Not that it meant he was out of this yet. Home free. Cops, he acknowledged, were going to be the least of his worries. Cops were fairly predictable. Cops he could handle.
Someone knew he was in Tokyo. Someone had followed him to Kunizo's place, in spite of all his precautions. Someone had killed Kunizo and set Nick up for it. That
might
have been accident, happenstance. They could have wanted to give the cops someone, anyone, to stop pursuit and questions. They might. He didn't really think so.
Or
had
someone followed him to Sanya? Had it been a setup from the very beginning? Or, if not a setup, how had someone known he would be in Kunizo's house? Nick could think of an answer to that one and he didn't like it. It made him feel a little sick. He had come to like Tonaka.

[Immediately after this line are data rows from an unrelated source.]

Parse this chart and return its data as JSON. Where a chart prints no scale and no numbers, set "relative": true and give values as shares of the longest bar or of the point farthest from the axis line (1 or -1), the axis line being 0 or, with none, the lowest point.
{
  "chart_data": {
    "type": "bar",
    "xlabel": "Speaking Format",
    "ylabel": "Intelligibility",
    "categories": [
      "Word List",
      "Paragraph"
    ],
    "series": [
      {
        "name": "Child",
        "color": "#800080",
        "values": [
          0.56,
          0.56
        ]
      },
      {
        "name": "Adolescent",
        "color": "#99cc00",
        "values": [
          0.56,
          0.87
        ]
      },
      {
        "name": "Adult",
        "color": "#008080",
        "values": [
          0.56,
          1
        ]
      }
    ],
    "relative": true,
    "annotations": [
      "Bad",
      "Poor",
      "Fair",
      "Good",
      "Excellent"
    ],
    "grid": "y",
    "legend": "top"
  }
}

He headed for the parking lot. He wasn't going to solve anything by beating his brains out over a suburban Coke bar. He had to go to work. Kunizo was dead and he was without contacts for the moment. Somewhere in the Tokyo haystack was a needle by the name of Richard Philston and Nick had to find him. Fast.
He reached the Datsun and stared down. Passersby hissed in sympathy. Nick ignored them. All four of the tires had been slashed to ribbons.
A train came in. Nick started for the ticket window, reaching for his hip pocket. So he didn't have a car! He could take his train to Ueno Park and change to a train for downtown Tokyo. It was better, actually. A man in a car was confined, a good target, and easy to follow.
His hand came out of his pocket empty. He didn't have the wallet. Pete Fremont's wallet. The little cop had it.
Chapter 7
A trail like a bull moose on roller skates careering through a formal garden.
That, Hawk considered, was an apt description of the spoor left behind by Nick Carter. He was alone in his office, Aubrey and Terence having just departed, and after he finished going through a stack of yellow flimsies he spoke on the intercom to Delia Stokes.
"Cancel the red APB on Nick, Delia. Make it a yellow instead. All points to stand by, to offer any assistance if he asks for it, but not to interfere. He is not to be recognized, followed or reported on. Absolutely
no
interference unless he requests help. Got that?"